Turkey is ready to host the European Football Championships in 2024 as preparations continue at full speed while its sole competitor Germany is in disarray following a recent racism scandal that undermines its ability as a host. Germany and Turkey submitted their bids to UEFA for the rights to host EURO 2024. The European football body will announce its decision on Sept. 27, 2018, in Nyon, Switzerland. Turkey had previously bid to host EURO 2012, EURO 2016, and jointly host EURO 2008 with Greece. However, the bids were unsuccessful. The country has already hosted the 2005 UEFA Champions League Final, 2009 UEFA Cup Final, the 2013 FIFA U20 World Cup, Summer and Winter Universiades, as well as several other World Championships.
The 2020 UEFA Champions League Final will also be played in Istanbul.
In its bid book, Turkish Football Federation outlined the countries vision and plans. It highlighted 10 modern stadiums across nine cities. Turkey's geographical position, which makes the country accessible for more than 1 billion people from 53 countries in under just a few four hours, was marked as a key factor. The bid document also highlighted the fact that Turkey has direct flights to 120 countries worldwide.
The Turkish Football Federation (TFF) previously announced that it will provide numerous advantages to visitors of the tournament, including various public transports, easy access to accommodations for all budgets and alternative recreational opportunities. Also, all ticket holders will be able to travel for free on match days.
For transportation, the host cities will be connected through a high-speed train network by 2023, when the country is set to reach an annual passenger capacity of 1 billion with investments worth 24 billion euros.
Currently, the high-speed train system is active in the route through Istanbul, Kocaeli, Eskişehir, Ankara and Konya, all host cities. The other host cities, including Bursa, Antalya, Gaziantep and Trabzon will also be incorporated into the high-speed train network by 2023.
The country also aims to have 60 operational international airports throughout the country by 2024, with a combined annual passenger capacity of 350 million and 20 billion euros in investment. Construction of the world's largest airport in Istanbul is also underway. Once completed it will become a significant hub for the entire region.
In comparison, Germany's bid has been marred after a recent racism scandal surrounding German players of non-German or mixed backgrounds.
In the wake of the scandal, Mesut Özil, a German football star of Turkish origin, announced his decision to retire from the German international football squad last week, citing "racism and disrespect."
Özil, 29, who spent nine years in the national team, earned 92 caps. He scored 23 goals and made 40 for the German side. He was also a key member of the German sides that won the U-21 European Championships in 2013 and the World Cup in 2014.
He, however, was attacked after Germany was eliminated in the first round of the 2018 World Cup in Russia.

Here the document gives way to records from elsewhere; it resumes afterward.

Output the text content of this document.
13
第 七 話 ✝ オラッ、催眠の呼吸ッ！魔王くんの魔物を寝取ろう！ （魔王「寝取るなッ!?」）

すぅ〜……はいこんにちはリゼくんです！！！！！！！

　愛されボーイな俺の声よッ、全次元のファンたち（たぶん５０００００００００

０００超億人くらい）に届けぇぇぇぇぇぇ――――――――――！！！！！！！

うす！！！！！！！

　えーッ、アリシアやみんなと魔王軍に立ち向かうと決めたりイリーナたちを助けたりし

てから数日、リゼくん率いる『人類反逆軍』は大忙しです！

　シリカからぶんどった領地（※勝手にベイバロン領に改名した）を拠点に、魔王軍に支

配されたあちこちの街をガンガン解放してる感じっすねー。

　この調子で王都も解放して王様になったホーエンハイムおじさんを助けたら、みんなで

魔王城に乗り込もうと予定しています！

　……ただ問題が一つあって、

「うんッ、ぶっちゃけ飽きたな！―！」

Given FIFA and UEFA have put a lot of effort to fight racism on the pitch, with the latter running the "No to Racism" campaign for years, Özil's decision to retire from the German team for "racism and disrespect" and the great support he has received around the world will put the 2014 World Cup winners in trouble.
Serdar Ali Çelikler, a columnist for the Turkish language daily, Habertürk, urged the TFF to make Özil the face of Turkey's EURO 2024 campaign. "Will UEFA give EURO 2024 to a country, which has a racist attitude toward its own footballers?" he asked in his article published on June 23.
Along with the German media, German Football Federation (DFB) President Reinhard Grindel, who lodged the German application to host the 2024 championships, and the national team's General Manager Oliver Bierhoff, were the main sources of criticism directed at Özil.
Former spokesperson of the DFB, Harald Stenger, said earlier this week that Grindel "was and is the worst DFB president" that he has ever encountered.
"Everything was all populistic. You can't lead an association like that. If he is honest to himself, he would see that his time as DFB President has expired," he said.
Along with sports, politics has also become a source of racism in German society. with the rise of far-right AfD and the move to the right evident in the mainstream German politics, the country has become an anathema to UEFA's "No to Racism" campaign, which aims to eliminate racism, discrimination and intolerance from football.